Três quartos dos estudos publicados em revistas científicas foram conduzidos no chamado mundo ocidental e apenas três noutros contextos geopolíticos: Colômbia, Irão e Índia. A maioria dos estudos foram realizados em países de rendimento elevado, apenas 2,3% em países de médio rendimento e 1,2% em países pobres. A maioria dos estudos não tinha também qualquer informação sobre a diversidade da população abrangida, nomeadamente etnias.
Para os autores, este tipo de viés replica o que já tinha sido notado em estudos anteriores, considerando que deve levar a uma reflexão sobre como não perder parte das experiências, culturas e valores que podem afetar esta interação do ser humano com o meio ambiente.

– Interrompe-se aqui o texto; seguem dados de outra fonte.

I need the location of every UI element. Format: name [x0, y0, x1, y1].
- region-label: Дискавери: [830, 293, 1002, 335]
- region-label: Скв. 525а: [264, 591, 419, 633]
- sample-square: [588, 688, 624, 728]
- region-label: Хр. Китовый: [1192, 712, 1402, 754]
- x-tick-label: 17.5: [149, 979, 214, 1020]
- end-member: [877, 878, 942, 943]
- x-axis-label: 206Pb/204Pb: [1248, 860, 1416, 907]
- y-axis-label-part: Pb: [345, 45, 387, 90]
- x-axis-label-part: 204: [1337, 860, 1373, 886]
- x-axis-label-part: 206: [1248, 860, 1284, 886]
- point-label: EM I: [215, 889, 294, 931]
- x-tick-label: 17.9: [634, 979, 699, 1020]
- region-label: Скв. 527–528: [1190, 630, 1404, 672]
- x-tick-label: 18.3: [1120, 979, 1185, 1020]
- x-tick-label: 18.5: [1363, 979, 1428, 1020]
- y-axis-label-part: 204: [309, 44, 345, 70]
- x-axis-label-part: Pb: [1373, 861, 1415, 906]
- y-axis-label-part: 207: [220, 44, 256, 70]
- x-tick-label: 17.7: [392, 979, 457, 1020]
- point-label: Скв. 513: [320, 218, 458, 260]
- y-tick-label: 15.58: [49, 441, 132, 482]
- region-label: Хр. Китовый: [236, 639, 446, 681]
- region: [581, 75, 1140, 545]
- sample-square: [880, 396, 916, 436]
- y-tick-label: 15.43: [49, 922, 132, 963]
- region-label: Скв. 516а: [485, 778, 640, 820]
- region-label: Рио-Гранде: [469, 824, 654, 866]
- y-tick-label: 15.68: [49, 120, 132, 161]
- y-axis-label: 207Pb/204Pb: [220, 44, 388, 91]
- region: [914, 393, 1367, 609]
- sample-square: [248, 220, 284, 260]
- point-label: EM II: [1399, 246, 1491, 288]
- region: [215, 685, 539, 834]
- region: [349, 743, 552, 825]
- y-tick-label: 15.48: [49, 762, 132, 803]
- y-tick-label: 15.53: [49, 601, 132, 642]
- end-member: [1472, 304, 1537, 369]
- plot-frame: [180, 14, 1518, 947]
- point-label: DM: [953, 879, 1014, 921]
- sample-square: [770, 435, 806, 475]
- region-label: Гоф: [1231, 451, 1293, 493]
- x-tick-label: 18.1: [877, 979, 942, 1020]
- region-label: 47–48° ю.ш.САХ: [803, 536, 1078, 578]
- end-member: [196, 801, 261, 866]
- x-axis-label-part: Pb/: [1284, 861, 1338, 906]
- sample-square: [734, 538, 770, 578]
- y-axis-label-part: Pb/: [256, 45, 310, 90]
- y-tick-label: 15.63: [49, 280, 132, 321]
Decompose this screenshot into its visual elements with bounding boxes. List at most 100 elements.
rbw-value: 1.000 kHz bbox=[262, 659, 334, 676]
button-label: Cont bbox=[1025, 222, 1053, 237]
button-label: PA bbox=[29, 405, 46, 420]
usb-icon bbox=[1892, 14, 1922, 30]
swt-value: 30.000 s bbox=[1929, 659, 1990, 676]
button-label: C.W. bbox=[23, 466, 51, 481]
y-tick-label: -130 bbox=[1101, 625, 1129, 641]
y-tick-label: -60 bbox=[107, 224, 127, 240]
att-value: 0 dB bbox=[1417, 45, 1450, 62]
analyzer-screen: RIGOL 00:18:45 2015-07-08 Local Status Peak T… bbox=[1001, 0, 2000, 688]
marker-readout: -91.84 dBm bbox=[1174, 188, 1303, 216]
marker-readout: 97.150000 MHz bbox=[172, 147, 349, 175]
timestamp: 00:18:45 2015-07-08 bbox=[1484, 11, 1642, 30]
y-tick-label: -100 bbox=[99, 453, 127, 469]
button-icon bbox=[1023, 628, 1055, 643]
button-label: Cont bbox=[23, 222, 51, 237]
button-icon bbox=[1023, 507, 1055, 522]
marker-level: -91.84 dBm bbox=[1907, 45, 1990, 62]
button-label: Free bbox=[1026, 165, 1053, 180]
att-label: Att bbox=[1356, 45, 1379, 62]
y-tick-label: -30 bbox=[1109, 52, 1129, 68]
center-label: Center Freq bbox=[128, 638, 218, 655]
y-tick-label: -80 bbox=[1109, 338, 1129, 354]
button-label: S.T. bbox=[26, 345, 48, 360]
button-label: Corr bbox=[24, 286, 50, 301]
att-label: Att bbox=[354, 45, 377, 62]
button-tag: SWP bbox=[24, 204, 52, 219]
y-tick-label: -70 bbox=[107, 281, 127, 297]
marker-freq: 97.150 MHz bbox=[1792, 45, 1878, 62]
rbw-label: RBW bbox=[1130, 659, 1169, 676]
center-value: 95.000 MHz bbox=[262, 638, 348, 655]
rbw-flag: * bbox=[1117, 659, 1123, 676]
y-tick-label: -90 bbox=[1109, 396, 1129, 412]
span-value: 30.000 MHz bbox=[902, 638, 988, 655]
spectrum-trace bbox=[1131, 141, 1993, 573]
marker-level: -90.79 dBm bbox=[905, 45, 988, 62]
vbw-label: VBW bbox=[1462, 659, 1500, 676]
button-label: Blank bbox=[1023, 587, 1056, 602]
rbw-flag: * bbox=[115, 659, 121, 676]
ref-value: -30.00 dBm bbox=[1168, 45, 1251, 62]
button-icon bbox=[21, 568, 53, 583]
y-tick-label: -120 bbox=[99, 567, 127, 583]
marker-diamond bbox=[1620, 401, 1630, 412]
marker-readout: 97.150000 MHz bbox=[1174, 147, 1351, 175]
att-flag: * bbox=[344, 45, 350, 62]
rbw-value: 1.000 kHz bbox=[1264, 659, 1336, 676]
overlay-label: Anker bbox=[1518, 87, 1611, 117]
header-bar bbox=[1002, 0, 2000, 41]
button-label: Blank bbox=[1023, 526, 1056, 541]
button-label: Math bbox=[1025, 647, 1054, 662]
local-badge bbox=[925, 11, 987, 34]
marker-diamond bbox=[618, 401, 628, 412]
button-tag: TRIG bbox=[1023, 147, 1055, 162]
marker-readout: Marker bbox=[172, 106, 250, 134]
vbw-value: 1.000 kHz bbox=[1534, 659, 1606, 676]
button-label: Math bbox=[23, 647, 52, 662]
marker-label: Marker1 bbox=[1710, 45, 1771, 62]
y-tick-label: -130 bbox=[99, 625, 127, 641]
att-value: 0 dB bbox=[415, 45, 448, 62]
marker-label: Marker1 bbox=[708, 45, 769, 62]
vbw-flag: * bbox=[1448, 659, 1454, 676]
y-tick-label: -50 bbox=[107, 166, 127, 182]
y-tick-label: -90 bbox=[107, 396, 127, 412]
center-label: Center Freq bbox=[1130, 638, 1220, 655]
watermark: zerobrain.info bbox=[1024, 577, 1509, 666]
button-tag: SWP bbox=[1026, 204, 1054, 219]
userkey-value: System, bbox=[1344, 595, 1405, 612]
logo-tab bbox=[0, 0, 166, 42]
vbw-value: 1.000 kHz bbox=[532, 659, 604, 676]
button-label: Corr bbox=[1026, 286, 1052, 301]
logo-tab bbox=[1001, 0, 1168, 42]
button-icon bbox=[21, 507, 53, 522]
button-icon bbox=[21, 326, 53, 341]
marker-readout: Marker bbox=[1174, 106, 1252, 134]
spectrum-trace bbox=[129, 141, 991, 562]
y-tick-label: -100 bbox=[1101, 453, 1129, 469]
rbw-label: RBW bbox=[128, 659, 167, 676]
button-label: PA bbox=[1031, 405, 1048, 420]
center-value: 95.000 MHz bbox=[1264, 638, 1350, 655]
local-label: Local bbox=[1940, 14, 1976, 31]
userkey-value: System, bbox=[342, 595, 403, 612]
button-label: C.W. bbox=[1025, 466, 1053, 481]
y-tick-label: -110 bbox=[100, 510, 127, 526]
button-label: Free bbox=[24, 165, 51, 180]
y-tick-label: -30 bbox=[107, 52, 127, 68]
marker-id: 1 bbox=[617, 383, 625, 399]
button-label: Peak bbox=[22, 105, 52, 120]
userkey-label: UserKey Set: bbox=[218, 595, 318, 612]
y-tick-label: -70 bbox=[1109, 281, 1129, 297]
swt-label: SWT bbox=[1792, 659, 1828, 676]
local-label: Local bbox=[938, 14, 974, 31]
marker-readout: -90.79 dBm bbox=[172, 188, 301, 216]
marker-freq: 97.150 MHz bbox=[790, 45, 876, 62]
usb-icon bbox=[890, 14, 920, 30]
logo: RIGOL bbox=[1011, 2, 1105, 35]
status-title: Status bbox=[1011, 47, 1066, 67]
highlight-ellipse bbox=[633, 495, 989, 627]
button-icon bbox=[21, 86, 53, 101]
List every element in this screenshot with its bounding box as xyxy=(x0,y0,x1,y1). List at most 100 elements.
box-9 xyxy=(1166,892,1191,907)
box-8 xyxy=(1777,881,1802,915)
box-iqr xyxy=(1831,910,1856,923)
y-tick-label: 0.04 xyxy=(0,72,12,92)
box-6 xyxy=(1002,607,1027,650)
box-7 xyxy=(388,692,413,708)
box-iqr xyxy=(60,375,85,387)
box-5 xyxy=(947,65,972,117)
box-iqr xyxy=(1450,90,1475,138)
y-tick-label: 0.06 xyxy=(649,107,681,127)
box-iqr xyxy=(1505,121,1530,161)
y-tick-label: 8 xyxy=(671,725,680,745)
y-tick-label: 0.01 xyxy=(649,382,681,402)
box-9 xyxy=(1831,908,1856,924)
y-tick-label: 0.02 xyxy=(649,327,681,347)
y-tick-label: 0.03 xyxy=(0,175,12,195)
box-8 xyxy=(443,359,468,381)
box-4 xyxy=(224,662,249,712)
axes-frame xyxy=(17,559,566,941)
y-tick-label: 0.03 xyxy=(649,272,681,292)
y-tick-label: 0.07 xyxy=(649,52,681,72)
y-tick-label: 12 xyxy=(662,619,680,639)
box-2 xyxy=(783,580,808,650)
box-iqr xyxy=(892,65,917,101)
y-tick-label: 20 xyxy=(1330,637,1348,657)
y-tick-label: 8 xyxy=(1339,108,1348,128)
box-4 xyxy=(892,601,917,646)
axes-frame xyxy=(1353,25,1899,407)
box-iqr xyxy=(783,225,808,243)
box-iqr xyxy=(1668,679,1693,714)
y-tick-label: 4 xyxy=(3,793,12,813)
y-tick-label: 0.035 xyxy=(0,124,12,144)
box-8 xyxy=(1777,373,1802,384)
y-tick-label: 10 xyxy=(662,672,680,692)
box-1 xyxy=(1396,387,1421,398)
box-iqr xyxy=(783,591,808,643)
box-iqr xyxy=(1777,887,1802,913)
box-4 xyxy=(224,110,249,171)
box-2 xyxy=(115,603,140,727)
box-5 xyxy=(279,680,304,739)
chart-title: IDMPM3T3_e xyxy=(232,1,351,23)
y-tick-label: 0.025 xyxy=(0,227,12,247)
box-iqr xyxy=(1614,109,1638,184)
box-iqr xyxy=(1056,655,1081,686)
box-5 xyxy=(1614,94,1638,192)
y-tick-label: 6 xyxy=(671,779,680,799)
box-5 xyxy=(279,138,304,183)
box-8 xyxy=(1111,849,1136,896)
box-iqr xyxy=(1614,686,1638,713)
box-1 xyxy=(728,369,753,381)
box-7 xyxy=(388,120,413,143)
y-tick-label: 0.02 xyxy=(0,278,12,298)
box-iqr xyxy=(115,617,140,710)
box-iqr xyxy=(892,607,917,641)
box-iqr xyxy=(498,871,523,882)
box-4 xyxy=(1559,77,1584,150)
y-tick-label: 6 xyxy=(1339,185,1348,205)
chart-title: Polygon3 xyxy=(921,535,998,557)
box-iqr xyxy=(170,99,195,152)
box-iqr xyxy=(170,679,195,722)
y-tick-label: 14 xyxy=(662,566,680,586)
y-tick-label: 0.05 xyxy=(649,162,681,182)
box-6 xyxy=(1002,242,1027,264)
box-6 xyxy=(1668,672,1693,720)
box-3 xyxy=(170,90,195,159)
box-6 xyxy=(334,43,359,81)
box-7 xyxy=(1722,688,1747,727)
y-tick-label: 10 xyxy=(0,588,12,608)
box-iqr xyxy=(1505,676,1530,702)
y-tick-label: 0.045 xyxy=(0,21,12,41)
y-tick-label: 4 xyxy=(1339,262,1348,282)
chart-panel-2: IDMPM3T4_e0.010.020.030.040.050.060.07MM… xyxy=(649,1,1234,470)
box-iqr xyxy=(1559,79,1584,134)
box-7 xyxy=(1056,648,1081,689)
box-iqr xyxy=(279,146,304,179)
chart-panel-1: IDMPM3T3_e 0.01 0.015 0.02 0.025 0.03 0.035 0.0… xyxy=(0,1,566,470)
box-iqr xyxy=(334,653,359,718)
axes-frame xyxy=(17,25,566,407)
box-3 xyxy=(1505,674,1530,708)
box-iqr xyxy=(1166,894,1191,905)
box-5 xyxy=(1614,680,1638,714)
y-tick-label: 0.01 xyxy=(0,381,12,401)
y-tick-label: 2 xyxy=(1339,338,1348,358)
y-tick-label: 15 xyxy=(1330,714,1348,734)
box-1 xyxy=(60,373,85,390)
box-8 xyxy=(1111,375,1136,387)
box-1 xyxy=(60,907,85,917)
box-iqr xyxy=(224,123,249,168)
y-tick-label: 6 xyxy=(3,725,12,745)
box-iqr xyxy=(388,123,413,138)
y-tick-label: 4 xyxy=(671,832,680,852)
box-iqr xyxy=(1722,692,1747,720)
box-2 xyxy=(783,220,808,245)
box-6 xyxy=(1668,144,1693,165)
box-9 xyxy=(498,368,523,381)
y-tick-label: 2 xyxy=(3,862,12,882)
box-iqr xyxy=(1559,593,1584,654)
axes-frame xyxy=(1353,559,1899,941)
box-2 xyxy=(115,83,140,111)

E alertam em concreto que há uma “operacionalização” da própria natureza, o que pode não ser necessariamente sustentável.
“A nossa análise demonstra que a investigação neste campo considera a natureza como uma alternativa terapêutica: ‘doses de natureza’ são intervenções de saúde, o contacto com a vida selvagem é uma terapia e a ‘vitamina G’ [G de greenspace, espaços verdes] é uma ‘substância’ de qual os humanos precisam, em vez de ser vista como uma entidade entrelaçada, sagrada e fundamentalmente holística. Poucos investigadores na nossa análise reconhecem que é preciso alterar esta perspectiva mecanicista e apoiar, em oposição, uma redesenho dramático dos habitats humanos em vez de encorajar soluções paliativas como parques ou jardins institucionais”, escrevem.
Para a equipa, liderada pelo antropólogo Carlos Andres Gallegos-Riofrio, especialista em populações indígenas, bem-estar e paisagem biocultural, o assunto merece atenção e desafiam a que surjam estudos para testar a hipótese de uma relação entre natureza e bem-estar/saúde mental de uma forma mais aprofundada, representativa, ultrapassando “visões redutoras e colonialistas” com abertura. “Uma inclusão genuína na investigação do bem-estar e natureza (incluindo o contributo comunitário e conceptualizações alternativas de natureza, bem-estar e saúde mental) terá um enorme potencial de produzir implicações no mundo real”.
Reagindo ao trabalho que, também com alguma ironia dá pelo título de “Deficiência Crónica de Diversidade e Pluralismo na Investigação sobre os Efeitos da Natureza na Saúde Mental”, Joseph Henrich, que cunhou a teoria “WEIRD”, disse ao The Guardian que o trabalho mostra um “viés massivo” das conclusões nesta área, juntando-se ao apelo por mais estudos. Para já, considera que fica limitada a capacidade de fazer qualquer generalização dos resultados.
O que dizem os estudos
Na lista de trabalhos analisados incluem-se investigações sobre os benefícios de viver, trabalhar ou estudar perto de zonas verdes, dos ganhos gerais para o bem-estar a problemas específicos de saúde como o défice de atenção e hiperatividade em crianças.
Entre eles surge apenas uma investigação feita em Portugal, publicada em 2014, sobre a prática de exercício ao ar livre. Na altura, numa amostra de 282 desportistas, os investigadores concluíram que aqueles que combinam atividade física no interior e ao ar livre reporta mais emoções positivas e maiores níveis de bem-estar, sendo o contacto com a natureza um preditor significativo de bem-estar.